HMSA attributes the substantial gain to healthier members due to working together with employers, partners, physicians and other health care providers. In addition, the insurer said it benefited from a suspension of fees and taxes related to the federal Affordable Care Act, a law requiring that most Americans obtain insurance coverage. The federal government suspended this year the annual “insurer fee,” used to help fund federal and state marketplace exchanges where consumers buy health plans, but is expected to reinstate it next year.
The health plan with 727,965 members reported Friday that it collected $889.6 million in premiums in the quarter, up from $876.3 million in the year-earlier period, and spent $777.8 million on medical benefits compared with $757.6 million. HMSA’s administrative expenses rose to $81.1 million from $74.9 million, resulting in an operating gain of $29.9 million, compared with a loss of $24.1 million. Investment gains nearly doubled to
$8.6 million from $4.5 million.
“Our financial stability allows us to work with every stakeholder in the health care system to improve the lives of our members and the health of Hawaii,” said Gina Marting, senior vice president and chief financial officer of the state’s largest health insurer.

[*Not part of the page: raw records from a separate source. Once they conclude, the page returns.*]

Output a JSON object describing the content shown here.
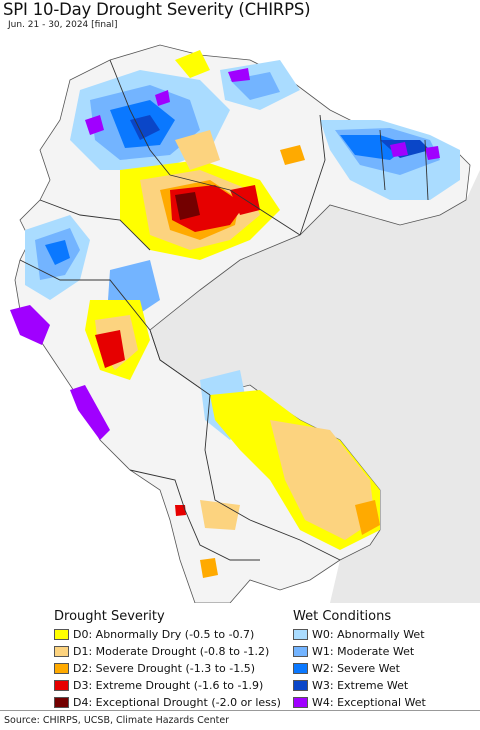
{
  "title": "SPI 10-Day Drought Severity (CHIRPS)",
  "subtitle": "Jun. 21 - 30, 2024 [final]",
  "colors": {
    "ocean": "#ffffff",
    "land_base": "#ffffff",
    "neighbor_land": "#e6e6e6",
    "border": "#3a3a3a"
  },
  "legend": {
    "drought": {
      "heading": "Drought Severity",
      "items": [
        {
          "label": "D0: Abnormally Dry (-0.5 to -0.7)",
          "color": "#ffff00"
        },
        {
          "label": "D1: Moderate Drought (-0.8 to -1.2)",
          "color": "#fcd37f"
        },
        {
          "label": "D2: Severe Drought (-1.3 to -1.5)",
          "color": "#ffaa00"
        },
        {
          "label": "D3: Extreme Drought (-1.6 to -1.9)",
          "color": "#e60000"
        },
        {
          "label": "D4: Exceptional Drought (-2.0 or less)",
          "color": "#730000"
        }
      ]
    },
    "wet": {
      "heading": "Wet Conditions",
      "items": [
        {
          "label": "W0: Abnormally Wet",
          "color": "#aadcff"
        },
        {
          "label": "W1: Moderate Wet",
          "color": "#73b4ff"
        },
        {
          "label": "W2: Severe Wet",
          "color": "#0a78ff"
        },
        {
          "label": "W3: Extreme Wet",
          "color": "#0a46c8"
        },
        {
          "label": "W4: Exceptional Wet",
          "color": "#a000ff"
        }
      ]
    }
  },
  "source": "Source: CHIRPS, UCSB, Climate Hazards Center"
}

Meanwhile, Hawaii’s health care industry is going through major changes, largely due to an overhaul in the way HMSA pays providers. The insurer started
in 2017 reimbursing
physicians a fixed monthly rate for each patient in a practice, regardless of how many times a patient
visits the doctor.
That replaced the fee-for-service model, which pays doctors based on the number of visits and type of service. The payment model is intended to improve patient care, thereby controlling unsustainable health costs.